“It became like a wildfire. I was constantly going out and getting wasted. I didn’t want to face the reality of my life at that time,” Addy M. shares, overlooking Shirley’s patio. This was not the life she had envisioned as a little girl from Kenya. Born there in 1987, Addy never knew her biological father. Her mother was a journalist and she met Addy’s stepfather, a photographer, before Addy turned one. Not long after, Addy’s mother gave birth to a half-sister. And while a beautiful blessing Addy also painfully recounts, “As I grew up I saw [my stepfather] favoring my sister more.”
Thus began a lifetime of low self-esteem and self-worth when it came to men and an overpowering need to be accepted and loved. In 1994, the family moved to Northridge, CA. There was also a lot of culture shock for her and her sister. “Americans were so much more laid back,” she shares. And that desire to assimilate was a powerful motivator. So much so that her father insisted she and her sister stop speaking Swahili. “It felt like he was trying to Americanize us. I always felt too black, too African,” she remembers. That strain, along with his abusive behavior towards her and her mother, prompted the couple to divorce.
In an attempt to put all of that hurt behind her, Addy moved on with her life, and, in 2005 she graduated from Granada Hills High School. Around that period she got drunk for the first time. “Some boys from school gave me like six double shots of liquor. I got so drunk I didn’t remember the next day,” Addy says. She was also introduced to weed around this time as well. However, she recalls not really liking it because as her friends put it, “I was a ‘one hit wonder.’ I’d take one hit and fall asleep.”
It was also around this time that Addy would meet a man that would forever alter and terrorize her life. On a road trip to San Francisco, a friend introduced her to the man who would become her husband. They instantly connected and for the next six months, they spent every weekend together. After that brief courtship period the two decided to move in together. It was then, Addy sorely recalls, that “the abuse almost started immediately.” It was equal parts verbal, mental, emotional and physical.
She knew she wanted out, but she didn’t possess the self-esteem to leave. Despite all this the couple had a dream wedding and went on a honeymoon to Puerto Rico. It was during their honeymoon that things really came to a head. His abuse and control went into overdrive. Everything she did was wrong. In an attempt to escape from the tortuous behavior she began drinking and ended up falling and cutting her foot.
She decided to leave to get away from him and heal from her injury.
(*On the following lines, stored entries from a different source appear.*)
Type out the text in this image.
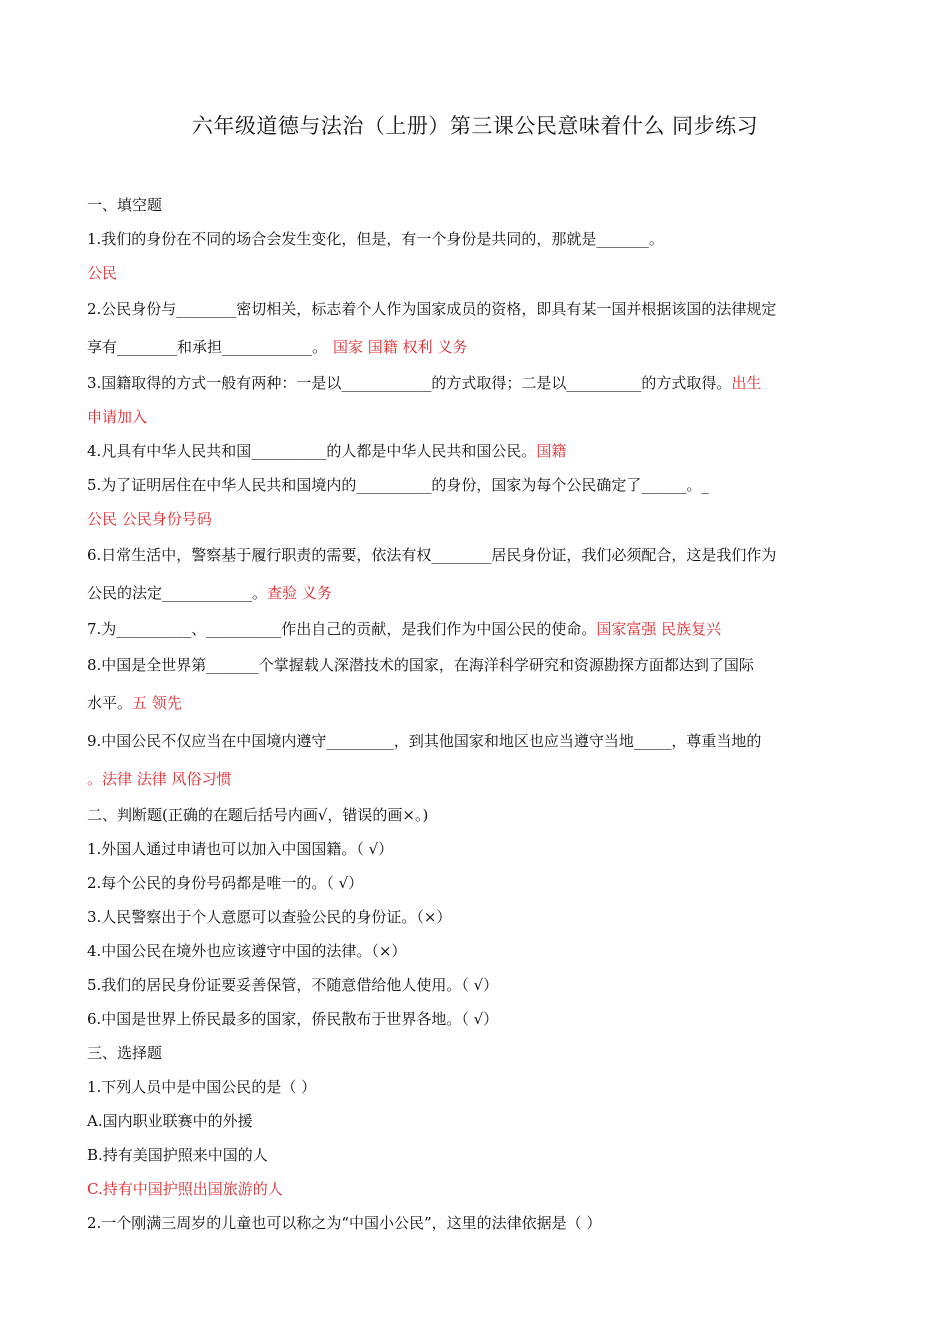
六年级道德与法治（上册）第三课公民意味着什么 同步练习
一、填空题
1.我们的身份在不同的场合会发生变化，但是，有一个身份是共同的，那就是_______。
公民
2.公民身份与________密切相关，标志着个人作为国家成员的资格，即具有某一国并根据该国的法律规定
享有________和承担____________。 国家 国籍 权利 义务
3.国籍取得的方式一般有两种：一是以____________的方式取得；二是以__________的方式取得。出生
申请加入
4.凡具有中华人民共和国__________的人都是中华人民共和国公民。国籍
5.为了证明居住在中华人民共和国境内的__________的身份，国家为每个公民确定了______。_
公民 公民身份号码
6.日常生活中，警察基于履行职责的需要，依法有权________居民身份证，我们必须配合，这是我们作为
公民的法定____________。查验 义务
7.为__________、__________作出自己的贡献，是我们作为中国公民的使命。国家富强 民族复兴
8.中国是全世界第_______个掌握载人深潜技术的国家，在海洋科学研究和资源勘探方面都达到了国际
水平。五 领先
9.中国公民不仅应当在中国境内遵守_________，到其他国家和地区也应当遵守当地_____，尊重当地的
。法律 法律 风俗习惯
二、判断题(正确的在题后括号内画√，错误的画×。)
1.外国人通过申请也可以加入中国国籍。（ √）
2.每个公民的身份号码都是唯一的。（ √）
3.人民警察出于个人意愿可以查验公民的身份证。（×）
4.中国公民在境外也应该遵守中国的法律。（×）
5.我们的居民身份证要妥善保管，不随意借给他人使用。（ √）
6.中国是世界上侨民最多的国家，侨民散布于世界各地。（ √）
三、选择题
1.下列人员中是中国公民的是（ ）
A.国内职业联赛中的外援
B.持有美国护照来中国的人
C.持有中国护照出国旅游的人
2.一个刚满三周岁的儿童也可以称之为“中国小公民”，这里的法律依据是（ ）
When she arrived back in the states she learned he had been arrested for bringing a handgun into the country. And as opposed to him taking responsibility for his reckless behavior, “I got blamed for not making sure he didn’t bring the gun,” she recounts. Upon his return he began beating and abusing her again. They tried couples therapy and despite several efforts to reconcile the two separated. But it wasn’t for long. Trying to make it work yet again the couple bought a house and started a legal firm together. However, the situation was hopeless. Her drinking progressively got worse.
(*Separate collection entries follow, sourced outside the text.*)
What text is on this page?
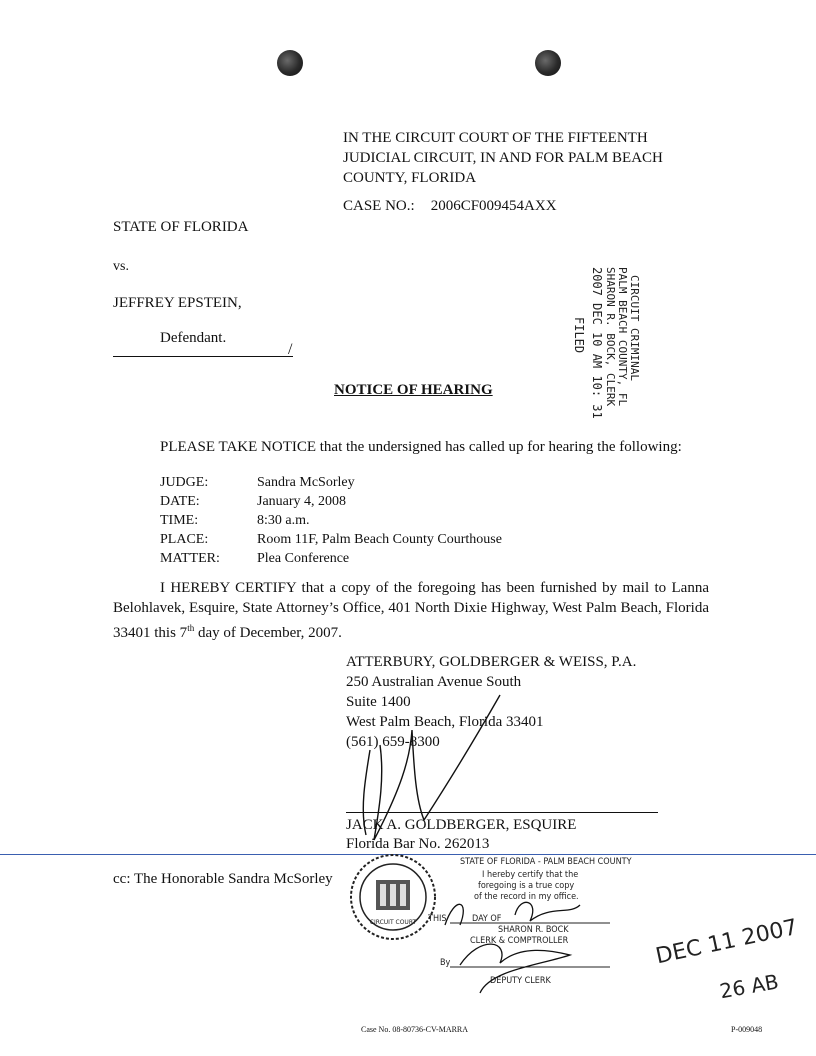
IN THE CIRCUIT COURT OF THE FIFTEENTH
JUDICIAL CIRCUIT, IN AND FOR PALM BEACH
COUNTY, FLORIDA
CASE NO.: 2006CF009454AXX
STATE OF FLORIDA
vs.
JEFFREY EPSTEIN,
Defendant.
/	2007 DEC 10 AM 10: 31 SHARON R. BOCK, CLERK PALM BEACH COUNTY, FL CIRCUIT CRIMINAL
FILED
NOTICE OF HEARING
PLEASE TAKE NOTICE that the undersigned has called up for hearing the following:
JUDGE:	Sandra McSorley
DATE:	January 4, 2008
TIME:	8:30 a.m.
PLACE:	Room 11F, Palm Beach County Courthouse
MATTER:	Plea Conference

I HEREBY CERTIFY that a copy of the foregoing has been furnished by mail to Lanna Belohlavek, Esquire, State Attorney’s Office, 401 North Dixie Highway, West Palm Beach, Florida 33401 this 7th day of December, 2007.

ATTERBURY, GOLDBERGER & WEISS, P.A.
250 Australian Avenue South
Suite 1400
West Palm Beach, Florida 33401
(561) 659-8300
JACK A. GOLDBERGER, ESQUIRE
Florida Bar No. 262013
cc: The Honorable Sandra McSorley
CIRCUIT COURT
STATE OF FLORIDA - PALM BEACH COUNTY
I hereby certify that the
foregoing is a true copy
of the record in my office.
THIS	DAY OF
SHARON R. BOCK
CLERK & COMPTROLLER
By
DEPUTY CLERK
DEC 11 2007
26 AB
Case No. 08-80736-CV-MARRA	P-009048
In a last-ditch effort, the couple went on a trip to Kenya with Addy’s mom and sister. It was on this trip that Addy’s mother saw the abuse for herself. Distraught over seeing her daughter’s suffering, she pulled Addy aside and shared some knowledge: “This is the exact same reason I left your dad. I didn’t want him to have any lasting effect on the kind of men you would be drawn to,” she told her. “That was when I decided to leave,” Addy relates.
When they returned, Addy moved back to Los Angeles on Mother’s Day 2019 to live with her mother. Her mother told her to take as much time as she needed for self-care following the horrendous trauma she had suffered for so many years. But instead of heeding her mother’s words, Addy immersed herself once again into her alcohol addiction. “I stopped caring. Everything I had worked for was gone so who cares?” she recounts. Finally recognizing she had a severe problem Addy attempted to go cold turkey. Not surprisingly, she suffered a seizure. She then went to the hospital to detox. By the end of 2020 her drinking had tapered off, she had a new job and met a new guy in one of her C.A. meetings. Shortly after meeting, however, she relapsed.
But in a beautiful coincidence, he happened to have gone to Beit T’Shuvah for his own addiction. He called Rabbi Micha’el and Addy was able to get into Beit T’Shuvah. She immediately immersed herself in all things BTS. “When I heard Rabbi Micha’el curse in one of the Zoom meetings I knew I was in the right place,” Addy laughingly recalls. “I felt so welcomed here. Everyone was so nice,” she explains. An enthusiastic and grateful member of the community, Addy is part of the Gardening Group. She has also served, as a house monitor, stage manager for the BTS Talent Show, is a member of the “Freedom Song” ensemble and just recently began an internship in the Development Department.
“I’m finally understanding how important it is to have a community surrounding and supporting you in recovery,” she explains with a sparkling gleam in her eyes. Addy finally sees a future without abuse, suffering and the shackles of addiction. And her Beit T’Shuvah family is just as excited to see the next chapter in the “Book of Addy”.